One of the models, the NetFrame MV5000, incorporates Intel's I20 server architecture, which is being adopted by all the major computer vendors, including heavyweights such as Compaq, Dell Computer, and IBM.
Micron, a Boise, Idaho-based manufacturer, has been known for its high-end desktops and notebooks, which it sells directly to individuals and small businesses. But last summer's purchase of server manufacturer NetFrame has catapulted the company into the server computer business.
To date, Netframe's offerings have been high-end, or enterprise-class, server machines. Today's offerings round Micron's product lineup by targeting the midrange and lower end, or workgroup class, of the server market segment.
By adopting Intelligent Input/Output (I20) architecture, the NetFrame MV5000 capitalizes on a new and inexpensive way to boost performance. Using Intel's i960 chip, I2O creates a separate processor to handle so-called input/output (I/O) data transfers in server computers, which frees up the main Intel processor from high-overhead, administrative data-handling tasks. The chip is comparatively cheap and thus adds little to the bottom line costs of manufacturers.
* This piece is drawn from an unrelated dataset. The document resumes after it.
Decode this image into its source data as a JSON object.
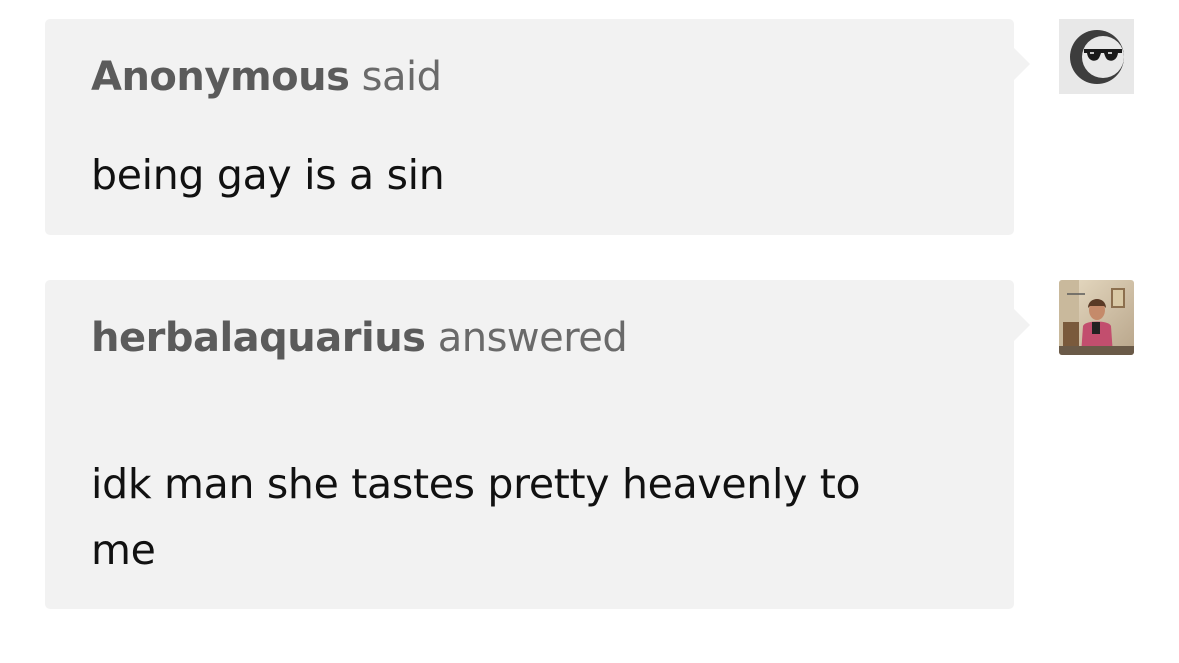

A standard configuration for the mid-range NetFrame MV5000 includes a 300-MHz Pentium II processor, 512K Level 2 cache, 64MB of ECC RAM, a 4GB hard drive, and Windows NT 4.0 installed. Available immediately, the server is priced at $6,199. A second Pentium II processor can also be added.
The low-end LV 2000 with a 233-MHz Pentium II, 32MB of memory, a 2GB hard disk, and NT 4.0 is $3,499. It too is capable of a dual-Pentium II configuration.